Terry remembers everything up to 1984 but almost nothing afterwards. His brain has been scanned to find out why. The scan shows that his right temporal lobe is damaged and withered. The two temporal lobes sit just behind the ears and both are responsible for storing memories. If one is damaged your capacity to remember should be unchanged. So why can't Terry encode new memories?
Further scans reveal the problem. An empty space at the front of the skull indicates that his frontal lobes were badly damaged in the crash.
The frontal lobes process experience, and turn it into memory. This is the reason Terry thinks he can walk when he can't, because the frontal lobes can't process the information that his body isn't working anymore. His understanding of himself and the world around him never gets updated.
The frontal lobes are the control centre for all other parts of the brain. One of their functions is censorship. They screen out our primal instincts such as sexual urges and aggression. One of the reasons he "talks dirty" to his daughter, Amber.
Terry's next test places him in a Functional MRI Scanner.
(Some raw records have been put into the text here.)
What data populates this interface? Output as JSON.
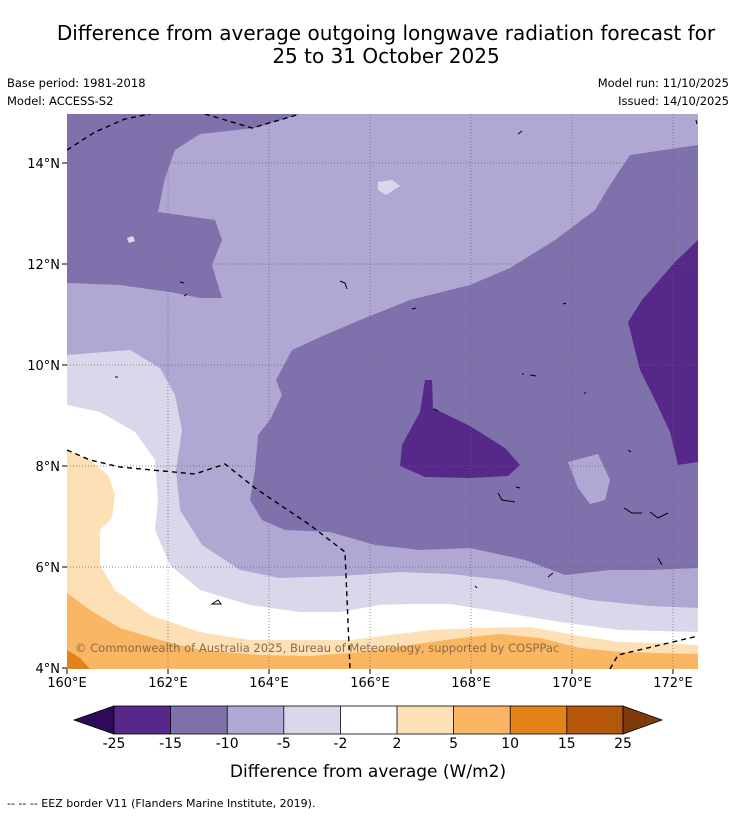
{
  "title_line1": "Difference from average outgoing longwave radiation forecast for",
  "title_line2": "25 to 31 October 2025",
  "base_period": "Base period: 1981-2018",
  "model": "Model: ACCESS-S2",
  "model_run": "Model run: 11/10/2025",
  "issued": "Issued: 14/10/2025",
  "copyright": "© Commonwealth of Australia 2025, Bureau of Meteorology, supported by COSPPac",
  "colorbar_title": "Difference from average (W/m2)",
  "footnote": "--  --  -- EEZ border V11 (Flanders Marine Institute, 2019).",
  "lat_labels": [
    "14°N",
    "12°N",
    "10°N",
    "8°N",
    "6°N",
    "4°N"
  ],
  "lon_labels": [
    "160°E",
    "162°E",
    "164°E",
    "166°E",
    "168°E",
    "170°E",
    "172°E"
  ],
  "colorbar_ticks": [
    "-25",
    "-15",
    "-10",
    "-5",
    "-2",
    "2",
    "5",
    "10",
    "15",
    "25"
  ],
  "colorbar_colors": [
    "#2d0a5a",
    "#55288a",
    "#7f72ac",
    "#b0a8d2",
    "#d9d8eb",
    "#ffffff",
    "#fde0b6",
    "#fbb663",
    "#e2841a",
    "#b45708",
    "#7f3a0c"
  ],
  "map_colors": {
    "dark_purple": "#55288a",
    "mid_purple": "#7f72ac",
    "light_purple": "#b0a8d2",
    "pale_purple": "#d9d8eb",
    "white": "#ffffff",
    "peach": "#fde0b6",
    "light_orange": "#fbb663",
    "orange": "#e2841a"
  }
}
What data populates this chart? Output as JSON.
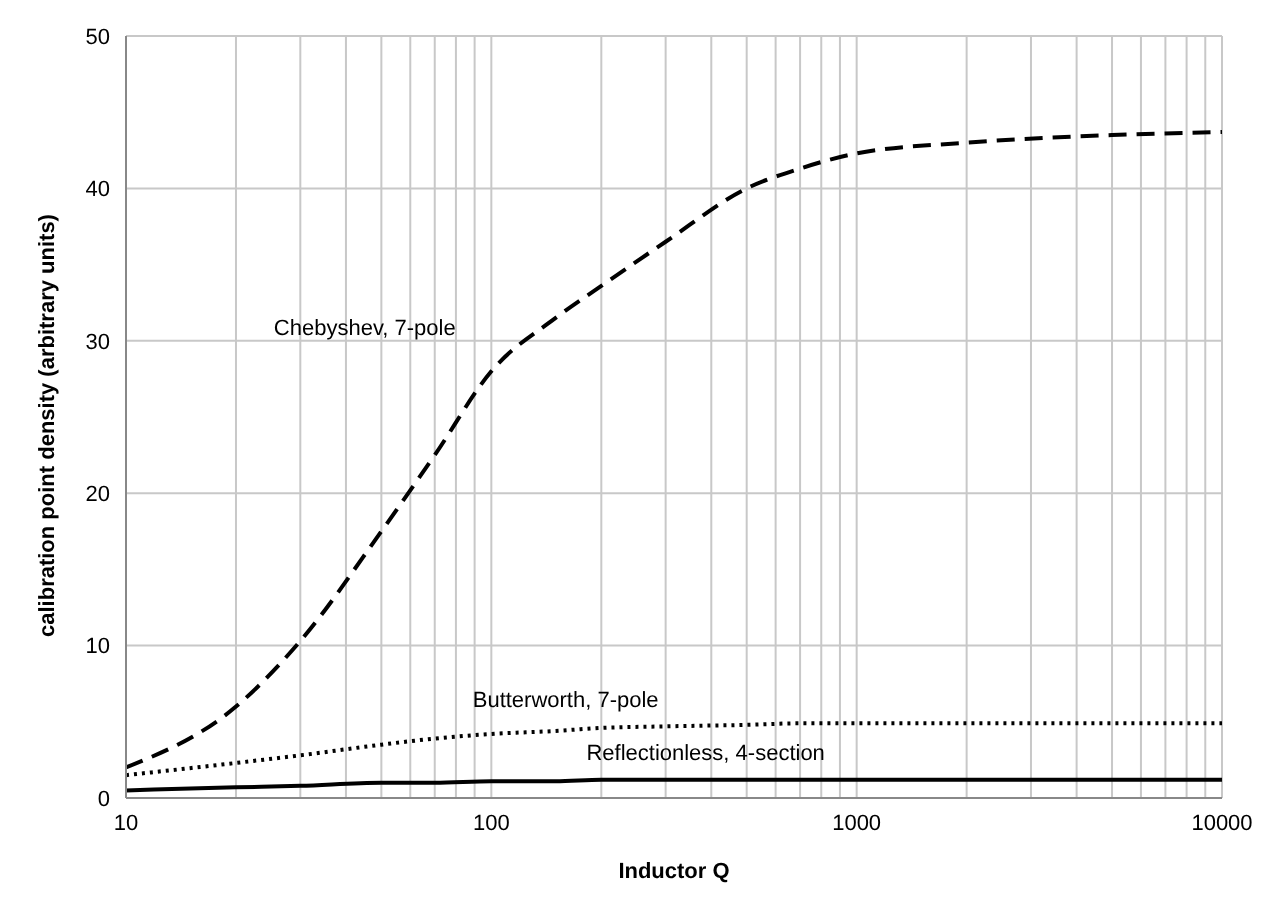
{
  "chart_data": {
    "type": "line",
    "xlabel": "Inductor Q",
    "ylabel": "calibration point density (arbitrary units)",
    "x": [
      10,
      20,
      30,
      50,
      70,
      100,
      150,
      200,
      300,
      500,
      700,
      1000,
      2000,
      5000,
      10000
    ],
    "series": [
      {
        "name": "Chebyshev, 7-pole",
        "color": "#000000",
        "line_style": "dashed",
        "values": [
          2,
          6,
          10.3,
          17.5,
          22.5,
          28,
          31.5,
          33.6,
          36.5,
          40,
          41.3,
          42.3,
          43,
          43.5,
          43.7
        ]
      },
      {
        "name": "Butterworth, 7-pole",
        "color": "#000000",
        "line_style": "dotted",
        "values": [
          1.5,
          2.3,
          2.8,
          3.5,
          3.9,
          4.2,
          4.4,
          4.6,
          4.7,
          4.8,
          4.9,
          4.9,
          4.9,
          4.9,
          4.9
        ]
      },
      {
        "name": "Reflectionless, 4-section",
        "color": "#000000",
        "line_style": "solid",
        "values": [
          0.5,
          0.7,
          0.8,
          1.0,
          1.0,
          1.1,
          1.1,
          1.2,
          1.2,
          1.2,
          1.2,
          1.2,
          1.2,
          1.2,
          1.2
        ]
      }
    ],
    "log": "x",
    "xlim": [
      10,
      10000
    ],
    "xticks": [
      10,
      {
        "value": 20,
        "label": null
      },
      {
        "value": 30,
        "label": null
      },
      {
        "value": 40,
        "label": null
      },
      {
        "value": 50,
        "label": null
      },
      {
        "value": 60,
        "label": null
      },
      {
        "value": 70,
        "label": null
      },
      {
        "value": 80,
        "label": null
      },
      {
        "value": 90,
        "label": null
      },
      100,
      {
        "value": 200,
        "label": null
      },
      {
        "value": 300,
        "label": null
      },
      {
        "value": 400,
        "label": null
      },
      {
        "value": 500,
        "label": null
      },
      {
        "value": 600,
        "label": null
      },
      {
        "value": 700,
        "label": null
      },
      {
        "value": 800,
        "label": null
      },
      {
        "value": 900,
        "label": null
      },
      1000,
      {
        "value": 2000,
        "label": null
      },
      {
        "value": 3000,
        "label": null
      },
      {
        "value": 4000,
        "label": null
      },
      {
        "value": 5000,
        "label": null
      },
      {
        "value": 6000,
        "label": null
      },
      {
        "value": 7000,
        "label": null
      },
      {
        "value": 8000,
        "label": null
      },
      {
        "value": 9000,
        "label": null
      },
      10000
    ],
    "ylim": [
      0,
      50
    ],
    "yticks": [
      0,
      10,
      20,
      30,
      40,
      50
    ],
    "grid": true,
    "marker": "none"
  }
}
FMRI scans the brain as it thinks, giving a picture of it's different systems at work. Watching Terry's brain while it listens to his mother's voice should reveal what happened to give him back his speech.
The scientists have two theories. Either his language system rerouted itself, or his ability to speak had lain dormant until something triggered it.
The scan revealed the expected, normal, language system. In other words, just as Angilee had suspected, Terry had been capable of speech all along, but some, as yet unknown, factor had kick-started his brain.
The specialist are certain that the overriding factor in his recovery was the constant love and attention from his mother and family.